Parte a 100.000 con “The Promised Land” (sarà un caso?). In italiano: "Ciao Milano come va? Bene? È bello vedervi di nuovo. Sono passati tanti anni dal 1985. Spero che siano stati anni buoni". Superata la prima mezz’ora, appena attaccata “Darkness on the Edge of Town”, si scatena una bufera d’acqua e vento. Pochissimo scompiglio. Partono allora le canzoni portafortuna: una sua, “Waitin' on a Sunny Day”, e l'altra “Who'll Stop the Rain”, cover dei Creedence Clearwater Revival. La pioggia aumenta e allora si calca sul capo un berretto da cowboy di color bianco e va a prendersi l’acqua insieme ai fan delle prime file, che non si sono mossi neanche di un mm. Grondante sudore dopo tre brani, bagnato fradicio dopo sei. È lui, vero, dà tutto (e si vede) e riceve altrettanto. Una straordinaria maschera in cui convivono dramma e gioia, sorriso e smorfia quasi di dolore. Canta storie metropolitane, ma vere, le angosce, i problemi di lavoro e familiari che, dal New Jersey, fanno il giro del mondo.

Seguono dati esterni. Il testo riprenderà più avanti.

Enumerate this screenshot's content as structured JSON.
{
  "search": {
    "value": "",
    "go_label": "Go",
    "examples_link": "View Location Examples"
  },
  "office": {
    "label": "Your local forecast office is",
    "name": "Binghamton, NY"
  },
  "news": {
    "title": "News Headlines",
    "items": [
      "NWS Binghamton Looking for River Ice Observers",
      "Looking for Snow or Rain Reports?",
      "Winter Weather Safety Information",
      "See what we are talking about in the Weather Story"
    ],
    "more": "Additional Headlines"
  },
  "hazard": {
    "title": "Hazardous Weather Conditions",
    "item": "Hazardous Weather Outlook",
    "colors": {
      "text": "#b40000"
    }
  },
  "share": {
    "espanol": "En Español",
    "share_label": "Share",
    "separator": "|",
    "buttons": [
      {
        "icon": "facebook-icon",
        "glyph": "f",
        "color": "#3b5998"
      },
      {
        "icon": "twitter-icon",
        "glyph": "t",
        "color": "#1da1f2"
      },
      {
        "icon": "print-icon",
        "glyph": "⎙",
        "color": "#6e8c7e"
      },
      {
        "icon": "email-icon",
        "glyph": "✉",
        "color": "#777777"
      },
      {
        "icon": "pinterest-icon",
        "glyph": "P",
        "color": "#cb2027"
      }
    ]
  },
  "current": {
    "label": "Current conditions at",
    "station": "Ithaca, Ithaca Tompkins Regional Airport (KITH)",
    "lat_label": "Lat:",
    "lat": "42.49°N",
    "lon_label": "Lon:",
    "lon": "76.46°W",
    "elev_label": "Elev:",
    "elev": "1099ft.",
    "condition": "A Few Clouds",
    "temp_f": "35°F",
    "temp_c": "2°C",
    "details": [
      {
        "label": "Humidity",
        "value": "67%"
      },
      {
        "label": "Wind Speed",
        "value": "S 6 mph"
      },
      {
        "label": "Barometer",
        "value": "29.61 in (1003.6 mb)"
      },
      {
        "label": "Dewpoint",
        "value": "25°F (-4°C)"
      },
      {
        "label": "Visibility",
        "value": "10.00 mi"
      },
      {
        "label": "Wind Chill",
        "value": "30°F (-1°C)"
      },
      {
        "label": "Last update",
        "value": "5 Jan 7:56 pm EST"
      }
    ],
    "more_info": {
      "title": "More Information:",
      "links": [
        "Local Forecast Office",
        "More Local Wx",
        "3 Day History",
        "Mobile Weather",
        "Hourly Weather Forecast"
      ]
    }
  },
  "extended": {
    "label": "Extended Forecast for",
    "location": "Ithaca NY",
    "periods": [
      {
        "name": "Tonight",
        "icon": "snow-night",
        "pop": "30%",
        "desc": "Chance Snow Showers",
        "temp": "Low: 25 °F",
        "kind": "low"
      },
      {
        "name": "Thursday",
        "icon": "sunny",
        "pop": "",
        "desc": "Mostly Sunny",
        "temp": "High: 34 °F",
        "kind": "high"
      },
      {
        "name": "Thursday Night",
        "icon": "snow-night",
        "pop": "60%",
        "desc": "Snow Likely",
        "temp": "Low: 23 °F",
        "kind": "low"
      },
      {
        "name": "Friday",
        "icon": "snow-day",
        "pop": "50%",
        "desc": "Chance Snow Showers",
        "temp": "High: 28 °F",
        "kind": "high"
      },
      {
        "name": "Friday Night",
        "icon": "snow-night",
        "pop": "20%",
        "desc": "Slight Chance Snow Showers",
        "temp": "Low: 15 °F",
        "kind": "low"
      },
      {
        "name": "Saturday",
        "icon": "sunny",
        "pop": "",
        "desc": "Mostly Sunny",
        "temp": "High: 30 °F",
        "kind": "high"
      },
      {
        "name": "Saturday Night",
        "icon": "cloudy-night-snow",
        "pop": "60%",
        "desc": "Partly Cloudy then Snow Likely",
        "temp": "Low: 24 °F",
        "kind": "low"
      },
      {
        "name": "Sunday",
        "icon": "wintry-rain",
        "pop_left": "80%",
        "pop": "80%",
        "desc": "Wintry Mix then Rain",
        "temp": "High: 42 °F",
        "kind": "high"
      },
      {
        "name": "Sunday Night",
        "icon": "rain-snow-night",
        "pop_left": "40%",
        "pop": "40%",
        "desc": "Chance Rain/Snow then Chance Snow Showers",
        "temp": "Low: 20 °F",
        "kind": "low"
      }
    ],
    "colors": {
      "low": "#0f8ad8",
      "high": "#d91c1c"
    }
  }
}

Il suono, al principio non un granché (dal punto di vista della diffusione), è autentico american rock’n’roll, senza orpelli. La E.S.B. fornisce il consueto apporto e si capisce come mai sia ritornata prepotentemente (definitivamente?) nel cuore del Boss, senza esser mai uscita da quello dei fan. Una magica alchimia che, in una band collaudatissima (confermata la moglie Patty Scialfa, new entry Soozie Tyrell al violino), dalle preponderanti accentuazioni chitarristiche, vede comunque determiminanti il ruolo degli altri strumenti -pianoforte e tastiere (il professor Roy Bittan e Danny Federici- la sezione ritmica con Max Weimberg (batteria) e Gary Tallent (basso) e il citato “Big Man” Clemons (sax). Il tutto avviene su un palco “da oratorio”. Zero scenografie, niente corse forsennate a cercare l’applauso. La scaletta, (25 i pezzi), è un mix equilibrato tra i brani dell’ultimo album e i vecchi hit, da cantare all’unisono, all’insegna del ritmo e dell’energia pura. Mi resteranno, tra i nuovi, una straordinaria versione acustica di “Empty Sky” e una “Into the Fire”, da brividi, dedicata ai vigili del fuoco di NYC morti l’11 settembre. Accanto, immortali (ma sempre vitalissimi) “The River” e la dilaniante esecuzione di “Rosalita”, ultimo di una serie di bis lunghi come un “normale” concerto. Un attimo solo di malinconia quando è partito l’inno springsteeniano per eccellenza “Born to Run”. Quasi trent’anni or sono, Luca, un mio grande, sfortunato amico scomparso, capace di straordinarie intuizioni, me lo mise sul piatto “ascoltalo, dicono sia il nuovo Dylan” - tutti allora dicevano così – A lui voglio dedicare questo articolo. Forse gli sarebbe piaciuto.